5. How do you stack two arrays vertically using NumPy?

Answer: Use np.vstack() to stack arrays vertically.

arr1 = np.array([1, 2, 3])
arr2 = np.array([4, 5, 6])
stacked = np.vstack((arr1, arr2))
print(stacked)
# Output:
# [[1 2 3]
#  [4 5 6]]

6. How do you find the mean across a specific axis in a 2D array?

Answer: Use np.mean() and specify the axis parameter (0 for columns, 1 for rows).

arr = np.array([[1, 2, 3], [4, 5, 6]])
mean_col = np.mean(arr, axis=0)
mean_row = np.mean(arr, axis=1)
print(mean_col)  # Output: [2.5 3.5 4.5]
print(mean_row)  # Output: [2. 5.]

7. How do you generate random numbers from a normal distribution in NumPy?

Answer: Use np.random.normal() to generate random numbers from a normal (Gaussian) distribution.

random_numbers = np.random.normal(loc=0, scale=1, size=5)
print(random_numbers)
# Output: [-0.245 0.343 -1.098 1.567 -0.657]

8. How do you concatenate two arrays along an axis?

Answer: Use np.concatenate() to join arrays along a specified axis.

arr1 = np.array([[1, 2], [3, 4]])
arr2 = np.array([[5, 6]])
concatenated = np.concatenate((arr1, arr2), axis=0)
print(concatenated)
# Output:
# [[1 2]
#  [3 4]
#  [5 6]]

9. How can you compute the dot product of two arrays?

Answer: Use np.dot() to compute the dot product of two arrays.

arr1 = np.array([1, 2])
arr2 = np.array([3, 4])
dot_product = np.dot(arr1, arr2)
print(dot_product)
# Output: 11

10. How do you flatten a multi-dimensional array in NumPy?

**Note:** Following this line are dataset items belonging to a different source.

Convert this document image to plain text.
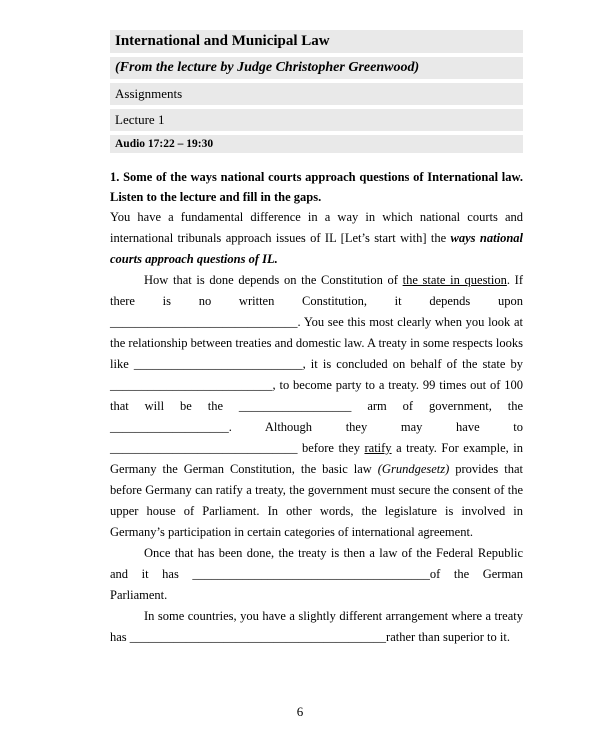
International and Municipal Law
(From the lecture by Judge Christopher Greenwood)
Assignments
Lecture 1
Audio 17:22 – 19:30

1. Some of the ways national courts approach questions of International law. Listen to the lecture and fill in the gaps.

You have a fundamental difference in a way in which national courts and international tribunals approach issues of IL [Let’s start with] the ways national courts approach questions of IL.

How that is done depends on the Constitution of the state in question. If there is no written Constitution, it depends upon ______________________________. You see this most clearly when you look at the relationship between treaties and domestic law. A treaty in some respects looks like ___________________________, it is concluded on behalf of the state by __________________________, to become party to a treaty. 99 times out of 100 that will be the __________________ arm of government, the ___________________. Although they may have to ______________________________ before they ratify a treaty. For example, in Germany the German Constitution, the basic law (Grundgesetz) provides that before Germany can ratify a treaty, the government must secure the consent of the upper house of Parliament. In other words, the legislature is involved in Germany’s participation in certain categories of international agreement.

Once that has been done, the treaty is then a law of the Federal Republic and it has ______________________________________of the German Parliament.

In some countries, you have a slightly different arrangement where a treaty has _________________________________________rather than superior to it.

6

Answer: Use flatten() or ravel() to convert a multi-dimensional array into a 1D array.

arr = np.array([[1, 2, 3], [4, 5, 6]])
flattened = arr.flatten()
print(flattened)
# Output: [1 2 3 4 5 6]

11. How do you calculate the cumulative sum of a NumPy array?

Answer: Use np.cumsum() to compute the cumulative sum of elements.

arr = np.array([1, 2, 3, 4])
cumulative_sum = np.cumsum(arr)
print(cumulative_sum)
# Output: [ 1  3  6 10]

12. How can you find unique elements and their counts in a NumPy array?

Answer: Use np.unique() with return_counts=True.

arr = np.array([1, 2, 2, 3, 3, 3])
unique_elements, counts = np.unique(arr, return_counts=True)
print(unique_elements)  # Output: [1 2 3]
print(counts)  # Output: [1 2 3]

13. How do you replace elements in a NumPy array using a condition?

Answer: Use np.where() to conditionally replace elements.

arr = np.array([1, 2, 3, 4, 5])
result = np.where(arr > 3, 0, arr)
print(result)
# Output: [1 2 3 0 0]

14. How do you generate a NumPy array of random integers?

Answer: Use np.random.randint() to generate random integers within a range.

random_integers = np.random.randint(low=0, high=10, size=5)
print(random_integers)
# Output: [3 7 0 1 9]

15. How can you calculate the standard deviation of a NumPy array?

Answer: Use np.std() to compute the standard deviation.